Angénieux, world-renowned optical manufacturer and flagship of the French industry for over eighty years, will pay tribute to a great name of photography during an exceptional evening opened by Thierry Frémaux, Delegate General of the Cannes Film Festival and presented by French journalist Charlotte Lipinska.

The PIERRE ANGÉNIEUX TRIBUTE ceremony is a unique event during which the experts of the world’s image – without whom cinema would not exist – are celebrated. Angénieux has been an official partner of the Cannes Film Festival since 2013. For the tenth year of the Pierre Angénieux Tribute, the prominent Barry Ackroyd, whose career spans over thirty years, from the author’s film to the mainstream films, was chosen to receive this prestigious tribute.

Barry Ackroyd Photo by Francois Duhamel.

A documentary and shoulder-camera enthusiast, he has lit twelve Ken Loach films, won multiple awards and nominations, including the BAFTA Award for Best Cinematography for Kathryn Bigelow’s The Hurt Locker in 2008, and collaborated four times with Paul Greengrass. He succeeds Philippe Rousselot (AFC*, ASC*) in 2013, Vilmos Zsigmond (HSC*, ASC) in 2014, Roger A. Deakins (BSC*, ASC) in 2015, Peter Suschitzky (ASC) in 2016, Christopher Doyle (HKSC*) in 2017, Edward Lachman (ASC) in 2018, Bruno Delbonnel (AFC, ASC) in 2019, Agnès Godard (AFC) in 2021 and Darius Khondji (AFC, ASC) in 2022.

Additionally, to the tribute that will be given to him on Friday, May 26, Barry Ackroyd will give a Masterclass on Thursday, May 25 in the morning, moderated by journalist Jordan Mintzer (The Hollywood Reporter)

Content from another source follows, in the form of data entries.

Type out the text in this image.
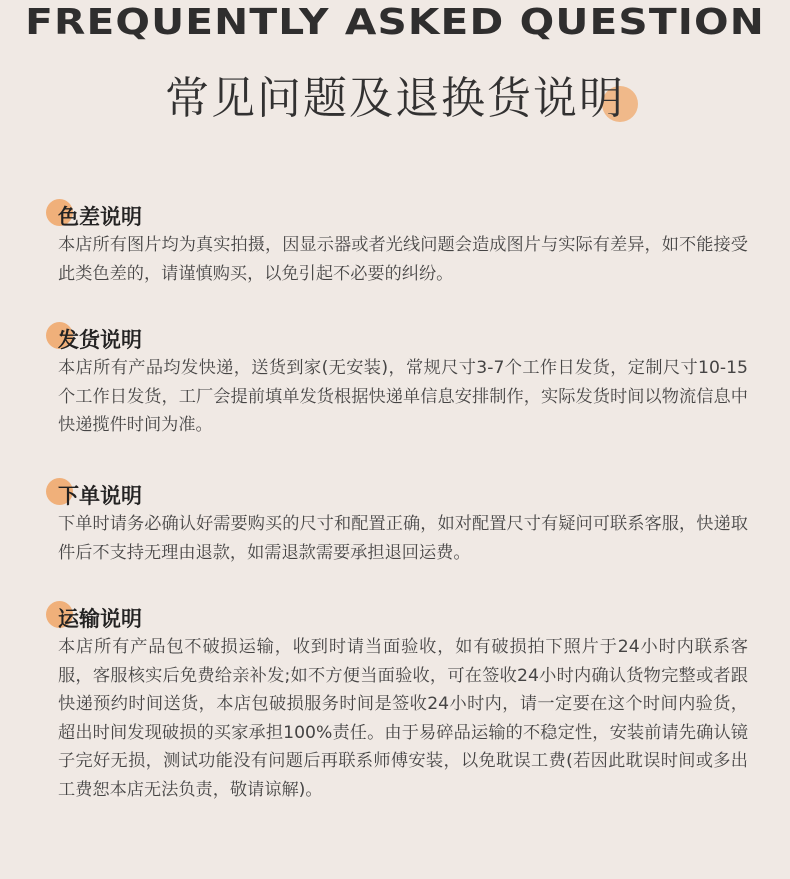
FREQUENTLY ASKED QUESTION
常见问题及退换货说明
色差说明

本店所有图片均为真实拍摄，因显示器或者光线问题会造成图片与实际有差异，如不能接受此类色差的，请谨慎购买，以免引起不必要的纠纷。

发货说明

本店所有产品均发快递，送货到家(无安装)，常规尺寸3-7个工作日发货，定制尺寸10-15个工作日发货，工厂会提前填单发货根据快递单信息安排制作，实际发货时间以物流信息中快递揽件时间为准。

下单说明

下单时请务必确认好需要购买的尺寸和配置正确，如对配置尺寸有疑问可联系客服，快递取件后不支持无理由退款，如需退款需要承担退回运费。

运输说明

本店所有产品包不破损运输，收到时请当面验收，如有破损拍下照片于24小时内联系客服，客服核实后免费给亲补发;如不方便当面验收，可在签收24小时内确认货物完整或者跟快递预约时间送货，本店包破损服务时间是签收24小时内，请一定要在这个时间内验货，超出时间发现破损的买家承担100%责任。由于易碎品运输的不稳定性，安装前请先确认镜子完好无损，测试功能没有问题后再联系师傅安装，以免耽误工费(若因此耽误时间或多出工费恕本店无法负责，敬请谅解)。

Barry Ackroyd was born in 1954 in Oldham, an industrial town in northern England, where he grew up. He says his life changed when he saw Andrzej Wajda’s film Kanal (about the Warsaw uprising) on television in 1956. “It just opened up my mind. It’s like falling in love. As an 11 or 12 year old, your heart starts racing.” Then, as a teenager, he saw Ken Loach’s Kes (1969) on its original release and recognised its characters as kindred spirits. (« I was like children in the film ») and the film impresses him strongly. Twenty years later, he met Ken Loach and became his regular cinematographer for twelve films, first by shooting some of his documentaries, then in what will be Ackroyd’s first fiction feature film, Riff-Raff (1991), until The Wind That Shakes the Barley (2006), Palme d’Or at the Cannes Film Festival. Their intuitive relationship was rewarded with a special ‘Best Duo’ award at the 2002 Camerimage Film Festival and with a European Film Award for Ackroyd’s contribution to The Wind That Shakes the Barley. Encouraged by his art teacher, Ackroyd originally intended to become a sculptor but while studying Fine Arts at Portsmouth Polytechnic, he discovered the 16mm film which made him fork towards the image.

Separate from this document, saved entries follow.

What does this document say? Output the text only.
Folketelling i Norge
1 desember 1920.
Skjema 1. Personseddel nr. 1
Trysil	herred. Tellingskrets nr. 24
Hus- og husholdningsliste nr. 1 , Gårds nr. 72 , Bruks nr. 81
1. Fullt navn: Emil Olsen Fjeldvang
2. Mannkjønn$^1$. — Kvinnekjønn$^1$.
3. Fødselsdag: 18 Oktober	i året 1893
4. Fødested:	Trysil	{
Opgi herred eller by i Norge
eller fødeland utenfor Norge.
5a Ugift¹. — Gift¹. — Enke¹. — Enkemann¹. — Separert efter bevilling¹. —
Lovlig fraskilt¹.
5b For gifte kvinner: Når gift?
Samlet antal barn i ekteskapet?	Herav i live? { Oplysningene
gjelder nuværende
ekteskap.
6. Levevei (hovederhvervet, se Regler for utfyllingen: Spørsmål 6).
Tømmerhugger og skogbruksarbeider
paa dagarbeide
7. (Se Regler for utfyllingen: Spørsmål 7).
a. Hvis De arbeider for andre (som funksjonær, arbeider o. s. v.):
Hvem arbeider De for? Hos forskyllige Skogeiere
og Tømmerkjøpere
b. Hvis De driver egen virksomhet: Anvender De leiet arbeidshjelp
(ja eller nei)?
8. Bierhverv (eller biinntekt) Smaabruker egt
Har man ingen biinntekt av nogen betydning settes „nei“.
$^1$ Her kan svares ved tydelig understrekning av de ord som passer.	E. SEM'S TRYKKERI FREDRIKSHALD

His career as cinematographer began on television, which he never really left, mainly in documentaries. The first one, in 1986, is Jim Henson’s documentary Inside the Labyrinth, starring David Bowie. He kept on working on documentaries, especially with Nick Broomfield, but also on feature films for Carine Adler, Steven Poliakoff, Dominic Savage and others. He prioritized the use of the hand-held camera, the obtrusive grain of the 16mm, naturally-lit. To give the actors a little more freedom during the scenes, he tends to avoid putting in place specific marks or lights that could influence the movements and natural reactions of the actors in the scene but favors the many cameras.

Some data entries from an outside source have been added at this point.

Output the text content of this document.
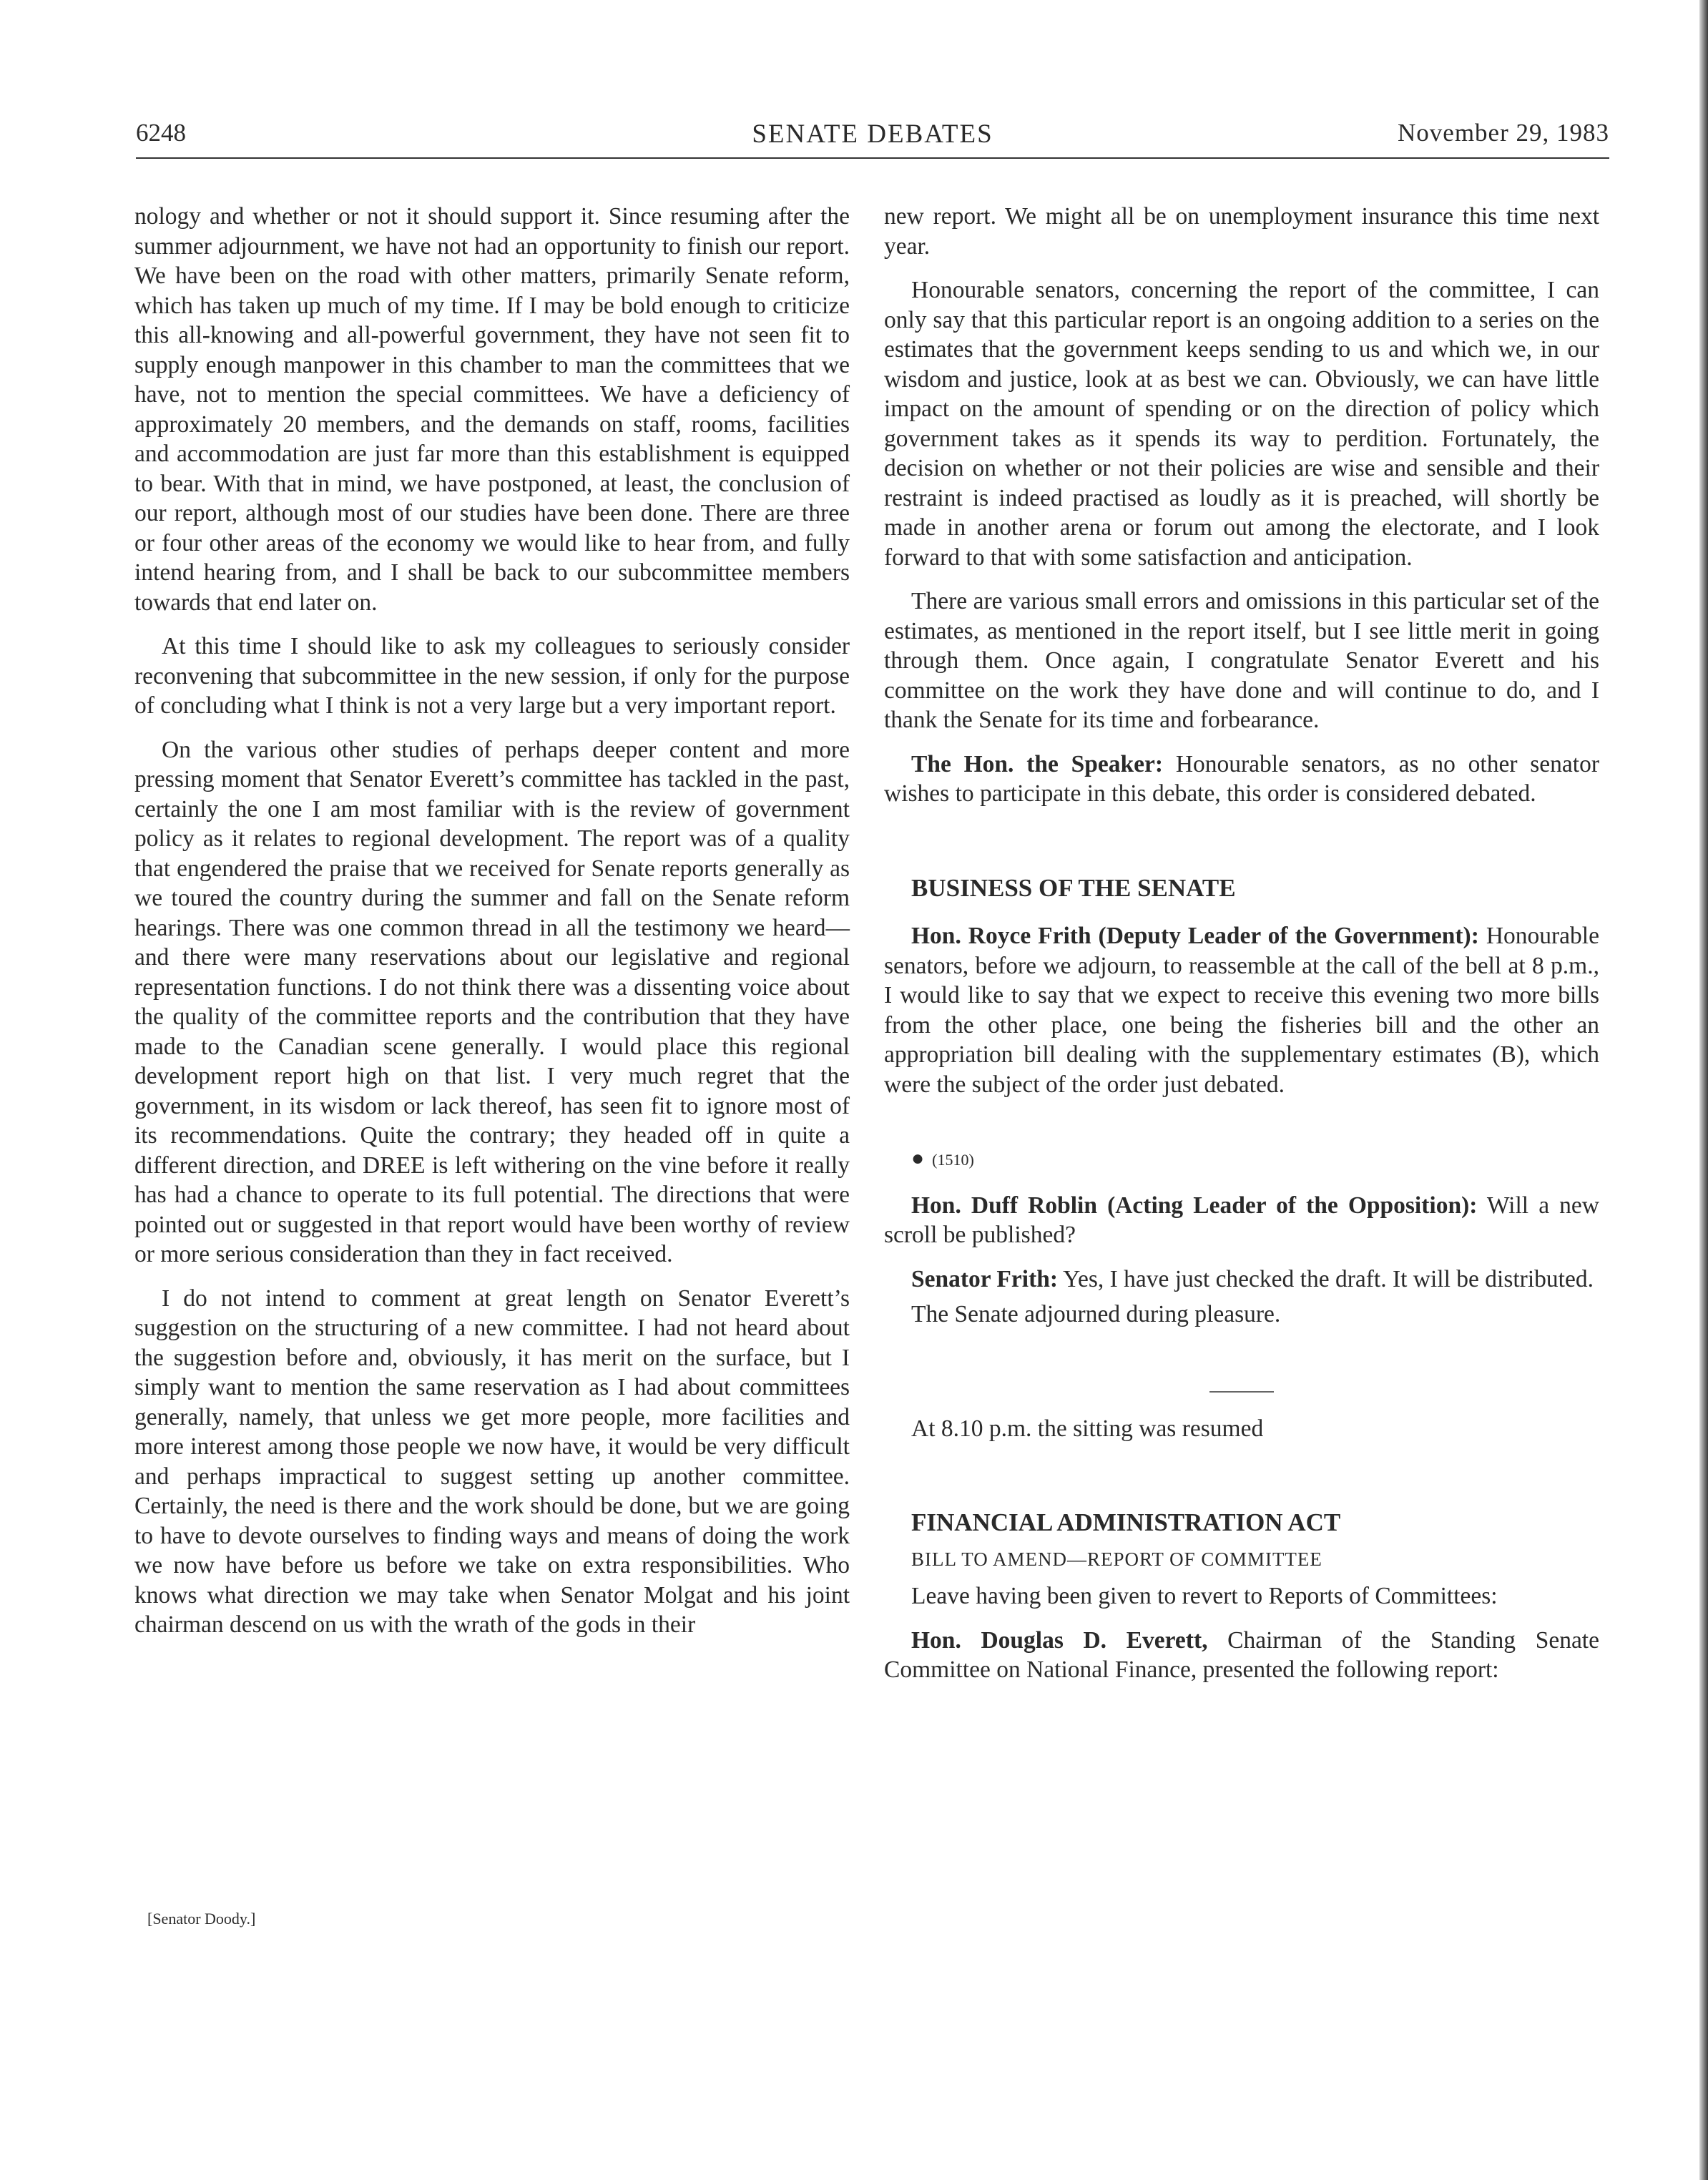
6248	SENATE DEBATES	November 29, 1983

nology and whether or not it should support it. Since resuming after the summer adjournment, we have not had an opportunity to finish our report. We have been on the road with other matters, primarily Senate reform, which has taken up much of my time. If I may be bold enough to criticize this all-knowing and all-powerful government, they have not seen fit to supply enough manpower in this chamber to man the committees that we have, not to mention the special committees. We have a deficiency of approximately 20 members, and the demands on staff, rooms, facilities and accommodation are just far more than this establishment is equipped to bear. With that in mind, we have postponed, at least, the conclusion of our report, although most of our studies have been done. There are three or four other areas of the economy we would like to hear from, and fully intend hearing from, and I shall be back to our subcommittee members towards that end later on.

At this time I should like to ask my colleagues to seriously consider reconvening that subcommittee in the new session, if only for the purpose of concluding what I think is not a very large but a very important report.

On the various other studies of perhaps deeper content and more pressing moment that Senator Everett’s committee has tackled in the past, certainly the one I am most familiar with is the review of government policy as it relates to regional development. The report was of a quality that engendered the praise that we received for Senate reports generally as we toured the country during the summer and fall on the Senate reform hearings. There was one common thread in all the testimony we heard— and there were many reservations about our legislative and regional representation functions. I do not think there was a dissenting voice about the quality of the committee reports and the contribution that they have made to the Canadian scene generally. I would place this regional development report high on that list. I very much regret that the government, in its wisdom or lack thereof, has seen fit to ignore most of its recommendations. Quite the contrary; they headed off in quite a different direction, and DREE is left withering on the vine before it really has had a chance to operate to its full potential. The directions that were pointed out or suggested in that report would have been worthy of review or more serious consideration than they in fact received.

I do not intend to comment at great length on Senator Everett’s suggestion on the structuring of a new committee. I had not heard about the suggestion before and, obviously, it has merit on the surface, but I simply want to mention the same reservation as I had about committees generally, namely, that unless we get more people, more facilities and more interest among those people we now have, it would be very difficult and perhaps impractical to suggest setting up another committee. Certainly, the need is there and the work should be done, but we are going to have to devote ourselves to finding ways and means of doing the work we now have before us before we take on extra responsibilities. Who knows what direction we may take when Senator Molgat and his joint chairman descend on us with the wrath of the gods in their

[Senator Doody.]

new report. We might all be on unemployment insurance this time next year.

Honourable senators, concerning the report of the committee, I can only say that this particular report is an ongoing addition to a series on the estimates that the government keeps sending to us and which we, in our wisdom and justice, look at as best we can. Obviously, we can have little impact on the amount of spending or on the direction of policy which government takes as it spends its way to perdition. Fortunately, the decision on whether or not their policies are wise and sensible and their restraint is indeed practised as loudly as it is preached, will shortly be made in another arena or forum out among the electorate, and I look forward to that with some satisfaction and anticipation.

There are various small errors and omissions in this particular set of the estimates, as mentioned in the report itself, but I see little merit in going through them. Once again, I congratulate Senator Everett and his committee on the work they have done and will continue to do, and I thank the Senate for its time and forbearance.

The Hon. the Speaker: Honourable senators, as no other senator wishes to participate in this debate, this order is considered debated.

BUSINESS OF THE SENATE

Hon. Royce Frith (Deputy Leader of the Government): Honourable senators, before we adjourn, to reassemble at the call of the bell at 8 p.m., I would like to say that we expect to receive this evening two more bills from the other place, one being the fisheries bill and the other an appropriation bill dealing with the supplementary estimates (B), which were the subject of the order just debated.

● (1510)

Hon. Duff Roblin (Acting Leader of the Opposition): Will a new scroll be published?

Senator Frith: Yes, I have just checked the draft. It will be distributed.

The Senate adjourned during pleasure.

At 8.10 p.m. the sitting was resumed

FINANCIAL ADMINISTRATION ACT

BILL TO AMEND—REPORT OF COMMITTEE

Leave having been given to revert to Reports of Committees:

Hon. Douglas D. Everett, Chairman of the Standing Senate Committee on National Finance, presented the following report:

He collaborated twice with the writer-director pairing of Jimmy McGovern and Charles McDougall on the 1989 Hillsborough stadium disaster and the 1972 Bloody Sunday killings in Northern Ireland drew the attention of Paul Greengrass to hire him on United 93. For the latter, Ackroyd met the challenge of filming a 20-minute large-scale action scene in almost pitch darkness. Their collaboration then continues with Green Zone (2010), Captain Phillips (2013) and Jason Bourne (2016). The near-simultaneous release of United 93 and The Wind that Shakes the Barley brought Ackroyd to Kathryn Bigelow’s attention. They collaborated for the first time on The Hurt Locker in 2008, then on Detroit in 2017 and on a film for television in 2011, The Miraculous Year.

In addition to paying tribute to an already established career of a director of photography, Angénieux wants to highlight the promising work of a young talent in cinematography. This is why since 2018 the ANGÉNIEUX SPECIAL ENCOURAGEMENT is given to a young hope in the field of cinematography. Thus, during this exceptional evening, the young Egyptian director of photography Haya Khairat will be given a special endowment allowing her to use the best of Angénieux technology for the images of her next project. Cinematographer, photographer and director Khairat was born in 1995 and studied at the Cairo High Institute of Cinema.